Los profesores del CPI de Valdoviño se ven obligados a impartir asignaturas en salas de pocos metros cuadrados ante la falta de espacio en las instalaciones educativas
28 nov 2007 . Actualizado a las 02:00 h.Los desorbitados precios de la vivienda obligan a los jóvenes a residir en micropisos de 40 metros cuadrados. Ante la falta de espacio, a los alumnos del colegio Atios de Valdoviño no les queda más remedio que agruparse en microaulas de pocos metros cuadrados. La comunidad educativa lleva desde el año 2000 solicitando a la administración autonómica una ampliación de las instalaciones, aunque de momento sólo ha conseguido meros compromisos verbales.
Delfina Bañobre, directora del Centro Público Integrado (CPI) de Valdoviño, explica que las limitadas condiciones de espacio que sufren les condiciona a la hora de ejercer sus labores académicas: «Para confeccionar los horarios, tenemos primero en cuenta los criterios de espacio que los pedagógicos».
Esta situación se refleja en el día a día del colegio: el claustro se celebra en el comedor; cuando hay que desdoblar clases, los niños tienen que desplazarse a salas de los departamentos que tienen pocos metros cuadrados; los festivales se realizan en el patio cubierto ante la carencia de un salón de actos; y así un largo etcétera.
Cuando el antiguo colegio de EGB Atios se convirtió en el año 2000 en un CPI, la administración autonómica entendió que no era necesario ampliar las instalaciones, más allá de habilitar aquellas aulas específicas para la etapa de secundaria, «porque la matrícula iba a menos y había espacios vacíos».
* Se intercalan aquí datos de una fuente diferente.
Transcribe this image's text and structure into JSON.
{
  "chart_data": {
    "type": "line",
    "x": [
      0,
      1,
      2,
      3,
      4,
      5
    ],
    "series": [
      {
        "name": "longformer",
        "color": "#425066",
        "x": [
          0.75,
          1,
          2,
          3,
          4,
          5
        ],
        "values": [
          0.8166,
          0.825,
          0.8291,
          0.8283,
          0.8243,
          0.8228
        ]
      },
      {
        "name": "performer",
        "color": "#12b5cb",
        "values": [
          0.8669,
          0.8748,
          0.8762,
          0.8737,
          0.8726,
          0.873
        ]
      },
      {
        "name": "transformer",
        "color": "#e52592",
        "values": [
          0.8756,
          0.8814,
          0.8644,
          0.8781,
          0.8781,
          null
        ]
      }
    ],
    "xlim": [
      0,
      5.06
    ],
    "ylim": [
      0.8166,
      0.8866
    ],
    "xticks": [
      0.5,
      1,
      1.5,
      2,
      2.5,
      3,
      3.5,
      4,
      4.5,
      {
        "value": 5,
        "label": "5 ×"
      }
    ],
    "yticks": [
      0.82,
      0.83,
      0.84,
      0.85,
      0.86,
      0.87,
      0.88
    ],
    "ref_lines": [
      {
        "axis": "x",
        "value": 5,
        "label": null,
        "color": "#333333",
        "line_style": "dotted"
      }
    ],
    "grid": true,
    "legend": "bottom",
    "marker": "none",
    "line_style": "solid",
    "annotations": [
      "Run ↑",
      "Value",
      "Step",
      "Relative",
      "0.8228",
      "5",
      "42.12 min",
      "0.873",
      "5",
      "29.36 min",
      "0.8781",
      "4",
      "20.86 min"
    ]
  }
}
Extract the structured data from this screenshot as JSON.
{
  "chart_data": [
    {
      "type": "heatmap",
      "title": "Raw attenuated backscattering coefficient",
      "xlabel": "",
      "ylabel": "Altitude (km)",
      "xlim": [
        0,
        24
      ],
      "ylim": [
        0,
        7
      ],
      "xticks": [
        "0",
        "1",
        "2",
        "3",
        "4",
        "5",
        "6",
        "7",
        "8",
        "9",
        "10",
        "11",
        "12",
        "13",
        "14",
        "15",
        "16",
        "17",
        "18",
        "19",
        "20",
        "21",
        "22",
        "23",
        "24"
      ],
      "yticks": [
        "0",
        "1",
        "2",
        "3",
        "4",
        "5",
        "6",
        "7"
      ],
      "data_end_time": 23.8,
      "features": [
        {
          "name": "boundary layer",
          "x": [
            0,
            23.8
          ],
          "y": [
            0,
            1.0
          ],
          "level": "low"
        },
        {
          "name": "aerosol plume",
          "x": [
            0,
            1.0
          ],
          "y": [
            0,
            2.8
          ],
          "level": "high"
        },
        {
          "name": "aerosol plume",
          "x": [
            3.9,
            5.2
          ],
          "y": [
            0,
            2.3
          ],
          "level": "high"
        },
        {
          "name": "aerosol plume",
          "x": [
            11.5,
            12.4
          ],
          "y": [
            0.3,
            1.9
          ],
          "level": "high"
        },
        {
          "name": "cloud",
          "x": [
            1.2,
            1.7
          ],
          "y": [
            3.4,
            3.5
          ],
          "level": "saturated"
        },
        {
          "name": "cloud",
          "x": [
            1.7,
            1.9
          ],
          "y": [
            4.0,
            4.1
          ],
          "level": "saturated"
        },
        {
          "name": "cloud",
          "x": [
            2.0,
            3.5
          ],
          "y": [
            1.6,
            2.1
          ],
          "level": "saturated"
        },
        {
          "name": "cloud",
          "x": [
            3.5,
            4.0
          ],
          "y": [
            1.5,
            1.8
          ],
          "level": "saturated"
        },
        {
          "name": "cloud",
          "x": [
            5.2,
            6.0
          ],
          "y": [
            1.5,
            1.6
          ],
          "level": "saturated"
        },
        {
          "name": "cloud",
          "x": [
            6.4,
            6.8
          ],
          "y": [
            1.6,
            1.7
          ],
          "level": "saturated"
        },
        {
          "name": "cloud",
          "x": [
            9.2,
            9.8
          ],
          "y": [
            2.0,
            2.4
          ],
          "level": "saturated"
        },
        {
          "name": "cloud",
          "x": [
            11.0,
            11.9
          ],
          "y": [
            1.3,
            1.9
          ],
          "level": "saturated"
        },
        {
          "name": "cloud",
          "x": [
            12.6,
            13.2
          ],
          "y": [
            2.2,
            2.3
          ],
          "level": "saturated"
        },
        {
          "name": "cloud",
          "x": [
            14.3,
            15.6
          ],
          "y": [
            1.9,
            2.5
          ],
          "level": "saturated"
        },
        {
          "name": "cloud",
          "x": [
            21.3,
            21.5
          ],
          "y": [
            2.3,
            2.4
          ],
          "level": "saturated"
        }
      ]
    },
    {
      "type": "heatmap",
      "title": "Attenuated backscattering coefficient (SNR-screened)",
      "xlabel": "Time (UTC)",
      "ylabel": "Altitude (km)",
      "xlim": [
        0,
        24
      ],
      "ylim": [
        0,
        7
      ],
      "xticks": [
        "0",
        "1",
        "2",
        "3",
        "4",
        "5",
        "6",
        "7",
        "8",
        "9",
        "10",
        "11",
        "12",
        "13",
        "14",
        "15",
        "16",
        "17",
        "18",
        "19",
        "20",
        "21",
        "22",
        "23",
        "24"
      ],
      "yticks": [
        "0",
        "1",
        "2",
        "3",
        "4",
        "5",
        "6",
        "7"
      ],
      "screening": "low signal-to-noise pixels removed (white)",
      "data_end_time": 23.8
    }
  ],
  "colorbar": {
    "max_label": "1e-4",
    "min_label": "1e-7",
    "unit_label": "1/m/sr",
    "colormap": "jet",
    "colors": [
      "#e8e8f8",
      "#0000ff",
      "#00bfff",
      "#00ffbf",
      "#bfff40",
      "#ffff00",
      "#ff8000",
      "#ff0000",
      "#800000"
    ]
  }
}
Sin embargo, desde ese momento la cifra de inscripciones varió su tendencia a la baja, y este curso la dirección del centro se ha visto obligada a incrementar dos unidades de infantil. Antes había tres y ahora suman cinco. Por lo que el problema se ha hecho más acuciante.
Los profesores consideran urgente dotar al colegio de más espacio pues, aseguran, quieren tener los mismos servicios que otros centros de sus mismas características. «Por ejemplo algo tan sencillo como tener un aula para el aprendizaje de idiomas», apunta Delfina, que recuerda que el Atios es el primer CPI de Galicia que cuenta con un certificado de calidad como es la ISO 9001-2000.